Topically, last night the ECB (Europe’s central bank) went even deeper into stimulus, increasing their QE program by EUR500 billion to $1.85 trillion, and extending it out to “at least” March 2022 as it struggles to overcome Europe’s double dip recession.  Despite that, the EUR strengthened as the stimulus addicted market was hoping for more.  What stimulus was provided was already priced in.  That of course put more pressure downward on the USD (the EUR being the major pair), and upward of course on the AUD/USD pair, but did not stop the AUD climbing even against the stronger EUR.  

Such is the extent of the ECB’s bond buying program (funded with newly created Euros) that Bloomberg calculated they are about to own 43% of Germany’s sovereign bond market and 40% of Italy’s, putting them on course to own over half of those entire sovereign bond markets in the next quarter.  That is quite staggering when you think about it.  The Bank of Japan long since moved past such a milestone, turned their attention to Japanese shares via ETF’s to the point where they are now the single biggest owner of shares on the Nikkei. Where does this end?  Rules are being thrown out in desperation.  From Bloomberg:

“Needless to say, the implications are profound for what's left of bond traders. Japan’s fixed income trading floors have been decimated over the last decade and the markets are so dead that sometimes not a single government bond trades in a day. Despite the fact that there is over $8 trillion of Japanese debt in existence, the Bank of Japan owns around half of it, and sometimes close to 90% of individual issues.

And now that the ECB is wantonly buying up everything, it's Europe's turn.

It didn't have to be this way: when the ECB first started buying bonds in 2015 it was tied to strict purchase rules in an effort to avoid accusations of monetary financing.

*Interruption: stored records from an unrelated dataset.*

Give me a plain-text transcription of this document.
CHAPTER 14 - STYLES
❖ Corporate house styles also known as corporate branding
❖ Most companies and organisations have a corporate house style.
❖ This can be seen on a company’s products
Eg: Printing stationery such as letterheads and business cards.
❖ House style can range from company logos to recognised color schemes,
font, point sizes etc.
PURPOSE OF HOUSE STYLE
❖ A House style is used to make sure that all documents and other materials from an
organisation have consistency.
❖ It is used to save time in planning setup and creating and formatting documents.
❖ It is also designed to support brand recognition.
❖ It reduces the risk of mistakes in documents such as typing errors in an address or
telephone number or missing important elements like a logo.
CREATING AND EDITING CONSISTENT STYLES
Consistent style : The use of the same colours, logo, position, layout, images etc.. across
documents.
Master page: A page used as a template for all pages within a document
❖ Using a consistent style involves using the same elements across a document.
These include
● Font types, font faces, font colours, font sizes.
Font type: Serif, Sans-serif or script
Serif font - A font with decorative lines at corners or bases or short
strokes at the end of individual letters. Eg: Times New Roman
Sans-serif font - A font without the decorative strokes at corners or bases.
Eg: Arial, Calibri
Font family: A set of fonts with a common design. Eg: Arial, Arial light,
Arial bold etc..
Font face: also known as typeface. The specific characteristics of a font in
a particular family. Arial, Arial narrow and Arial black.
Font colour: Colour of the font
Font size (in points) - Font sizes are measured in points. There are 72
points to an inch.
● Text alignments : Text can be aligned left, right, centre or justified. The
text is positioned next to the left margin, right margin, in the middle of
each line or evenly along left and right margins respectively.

The central bank was allowed to buy no more than a third of a country’s bonds and had to weight purchases of euro-area member states by the size of the economy and population. All these rules were thrown out this year, when Christine Lagarde scrapped those limits for the central bank’s pandemic purchase program, with another €1.85 trillion being pumped straight into bond markets, including the extra amount announced Thursday.”

As investors and institutions look for safe havens the traditional go-to’s of sovereign bonds and gold are looking more and more favourable toward gold as this plays out.  We have of course also seen more institutions putting their reserves into Bitcoin of late as well.

One thing is certain with an AUD heading towards 80c and that is the RBA will not be happy and will also be keeping the pedal to the stimulus/QE metal to try to contain it.  Outside of the ore story, Aussies exporters are battling a high AUD and a Chinese trade war.

Another thing is certain and that is central banks are not unleashing unprecedented stimulus because everything is awesome.  The effects of that stimulus are driving up financial assets to unprecedented highs, giving the impression of awesome, not the reality.

For Aussie investors looking to get into gold, silver and platinum amid all this stimulus, currency debasement and the reality of the economy it talks to, the high AUD makes for nice cheaper metals to buy for the time being.

Australia, at 0.1% interest rates and CPI at 1.6% is firmly in negative real rate territory.  That is gold’s sweet spot.  Bonds as the alternative are looking more and more unattractive.